Kanzler Merz brüskiert: Deutschland 'lebt über seine Verhältnisse'
Merz behauptet, Deutschland lebe über seine Verhältnisse. Wen meint er damit? Die Bürger, die schon die Hälfte ihres Einkommens abgeben? Während Milliarden ins Ausland, in Rüstung und in Sozialleistungen für Flüchtlinge fließen, zerbröckelt hierzulande alles.
Ein Beitrag aus unserer Kooperation mit Unser-Mitteleuropa
Was meint Merz denn nun genau?
Neulich verkündete Bundeskanzler Friedrich Merz, dass "wir seit Jahren über unsere Verhältnisse leben". Was er nicht dazusagte, ist, wen oder was er unter "wir" versteht. Meint er die Berufstätigen, die bis zur Hälfte ihres Einkommens an den Staat abdrücken müssen? Oder meint er Deutschland als Ganzes, das laut seinen Vorstellungen mehr verbraucht, als es produziert?
Glaubt er allen Ernstes, dass die Bürger eines Staates, der Exportüberschüsse erwirtschaftet, in ihrer Gesamtheit über ihre Verhältnisse leben? Oder will er die Summe aller Leistungsempfänger, die mehr kassieren, als sie einbringen bzw. eingebracht haben und die vorwiegend aus Migranten bestehen, den Leistungsträgern statistisch zuordnen, um das gewünschte "Wir" zu erzielen?
Gehört es auch zum "Wir", über seine Verhältnisse zu leben, wenn die Milliarden, die ohne Gegenleistung ins Ausland verschenkt werden, letztlich mit Schulden finanziert werden müssen? Sind Waffenlieferungen und Zahlungen, beispielsweise an die Ukraine, sowie zukünftige hunderte Milliarden für die Rüstungsindustrie ebenfalls Teil unseres Lebens über den Verhältnissen? Wohl kaum, denn davon hat niemand etwas, das ein gutes Leben ausmachen könnte. Sicher nicht dabei in Merzens Vorstellung eines Luxuslebens ist höchstens die Infrastruktur, die mittlerweile Verhältnisse angenommen hat, die durchaus in ein südosteuropäisches Armenhaus passen könnten. Nun stellt sich die Frage: Warum sagt Merz das und wieso gerade jetzt?

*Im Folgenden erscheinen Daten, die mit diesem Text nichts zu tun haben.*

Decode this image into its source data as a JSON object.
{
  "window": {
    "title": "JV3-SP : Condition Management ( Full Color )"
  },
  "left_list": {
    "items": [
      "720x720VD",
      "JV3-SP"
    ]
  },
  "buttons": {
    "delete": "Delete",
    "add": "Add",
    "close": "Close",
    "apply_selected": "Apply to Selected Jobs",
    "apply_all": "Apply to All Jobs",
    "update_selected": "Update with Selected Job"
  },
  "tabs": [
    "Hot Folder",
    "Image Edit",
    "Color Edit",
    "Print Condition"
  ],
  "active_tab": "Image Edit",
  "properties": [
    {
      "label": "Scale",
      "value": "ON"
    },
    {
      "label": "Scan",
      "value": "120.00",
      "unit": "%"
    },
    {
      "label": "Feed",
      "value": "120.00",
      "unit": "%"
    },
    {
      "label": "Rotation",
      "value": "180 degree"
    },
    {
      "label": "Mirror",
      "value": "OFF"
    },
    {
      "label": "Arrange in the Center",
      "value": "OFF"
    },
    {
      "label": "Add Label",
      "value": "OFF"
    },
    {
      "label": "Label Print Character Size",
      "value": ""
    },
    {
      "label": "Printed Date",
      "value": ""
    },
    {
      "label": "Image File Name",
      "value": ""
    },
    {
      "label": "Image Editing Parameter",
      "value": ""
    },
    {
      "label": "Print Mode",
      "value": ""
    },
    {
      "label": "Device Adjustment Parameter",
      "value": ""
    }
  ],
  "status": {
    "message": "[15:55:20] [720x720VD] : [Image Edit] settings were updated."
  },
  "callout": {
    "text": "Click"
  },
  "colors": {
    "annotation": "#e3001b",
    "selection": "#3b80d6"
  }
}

Die aktuelle Politik bedeutet den Abstieg Deutschlands
Die Antwort ist einfach: Merz weiß genau, dass es unter der desaströsen Wirtschafts- und Energiepolitik weiter abwärts gehen muss. Er weiß auch, dass eine Sanierung des Staatshaushalts mit seinen derzeitigen linken Koalitionspartnern, die ihn fest im Griff haben, nicht möglich sein wird. Da drängt es sich geradezu auf als Ausrede zu sagen: "Jetzt können wir nicht mehr über unsere Verhältnisse leben!"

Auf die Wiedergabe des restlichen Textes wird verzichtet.